However, this could be done in a different way. There is a GetString() method in the BLanguage class that could be used to handle this common translations. This method already handles things like the language name and some other similar things. Right now they provide days and month names, "yes", "no", and things like "Future", "Yesterday", "Tomorrow". I think these strings were meant to be useful in the OpenTracker when the localekit was started. In this case, instead of the TR macro you'd use things like B_LOCALE_UNDO_BUTTON_TEXT (defined as a little macro to call the right function). I'm not sure which of the approach is better. Using the TR macros seems more transparent, but you would have to specify a context (let's say "System wide translation" or something alike) to separate it from the rest of the app, so maybe it's easier to use other macros for these special cases.

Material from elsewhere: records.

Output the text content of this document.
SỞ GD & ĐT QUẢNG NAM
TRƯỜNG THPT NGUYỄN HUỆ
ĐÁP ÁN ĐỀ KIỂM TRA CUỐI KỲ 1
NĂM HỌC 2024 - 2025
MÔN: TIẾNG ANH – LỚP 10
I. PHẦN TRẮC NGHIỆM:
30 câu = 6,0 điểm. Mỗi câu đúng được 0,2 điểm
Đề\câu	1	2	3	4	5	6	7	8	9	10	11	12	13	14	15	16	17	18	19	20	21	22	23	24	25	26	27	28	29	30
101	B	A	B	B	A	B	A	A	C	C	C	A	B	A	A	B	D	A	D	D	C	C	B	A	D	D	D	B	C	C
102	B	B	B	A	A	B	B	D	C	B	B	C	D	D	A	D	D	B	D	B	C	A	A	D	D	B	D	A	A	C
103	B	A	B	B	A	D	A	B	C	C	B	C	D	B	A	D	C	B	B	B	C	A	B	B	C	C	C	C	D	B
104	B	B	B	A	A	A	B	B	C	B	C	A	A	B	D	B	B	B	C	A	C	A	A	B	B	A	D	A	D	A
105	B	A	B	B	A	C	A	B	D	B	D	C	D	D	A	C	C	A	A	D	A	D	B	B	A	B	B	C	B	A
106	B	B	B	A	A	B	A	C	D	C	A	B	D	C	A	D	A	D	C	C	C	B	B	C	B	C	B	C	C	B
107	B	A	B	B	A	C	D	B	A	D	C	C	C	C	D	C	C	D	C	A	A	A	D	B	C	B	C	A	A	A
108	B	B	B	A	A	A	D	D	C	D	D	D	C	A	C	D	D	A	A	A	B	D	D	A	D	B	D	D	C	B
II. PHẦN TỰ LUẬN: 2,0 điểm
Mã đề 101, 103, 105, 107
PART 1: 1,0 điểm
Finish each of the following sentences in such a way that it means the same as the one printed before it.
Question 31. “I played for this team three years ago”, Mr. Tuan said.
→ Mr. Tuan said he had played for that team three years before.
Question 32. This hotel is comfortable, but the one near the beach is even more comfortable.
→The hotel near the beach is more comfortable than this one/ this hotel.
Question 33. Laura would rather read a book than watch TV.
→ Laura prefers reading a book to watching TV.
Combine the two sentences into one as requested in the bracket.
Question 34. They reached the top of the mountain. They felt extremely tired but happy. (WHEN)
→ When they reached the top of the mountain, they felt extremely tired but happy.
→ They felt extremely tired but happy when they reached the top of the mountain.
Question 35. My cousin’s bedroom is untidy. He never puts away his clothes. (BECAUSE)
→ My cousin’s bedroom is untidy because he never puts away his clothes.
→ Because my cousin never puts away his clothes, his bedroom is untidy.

... And if translator find strings like "Undo" or "Revert" in the catalog texts you send them for translation, I'm sure they will point you to the right way to do it :)

I think the first step is to define the set of strings that would use this system wide translation. The second step is to find translation for them in some languages (this will raise some cases like Edit = Éditer or Édition in french). Then, depending on the size of the set of words/sentances we end up with, choose if it's better to store them in an hash map or in a static table in the data of each BLanguage.

Re: Locale kit: quick developer guide

FYI:
There has been a small change with the LocaleKit since this article was written. The macro now is "B_TRANSLATE" instead of "TR".

Regards,
Humdinger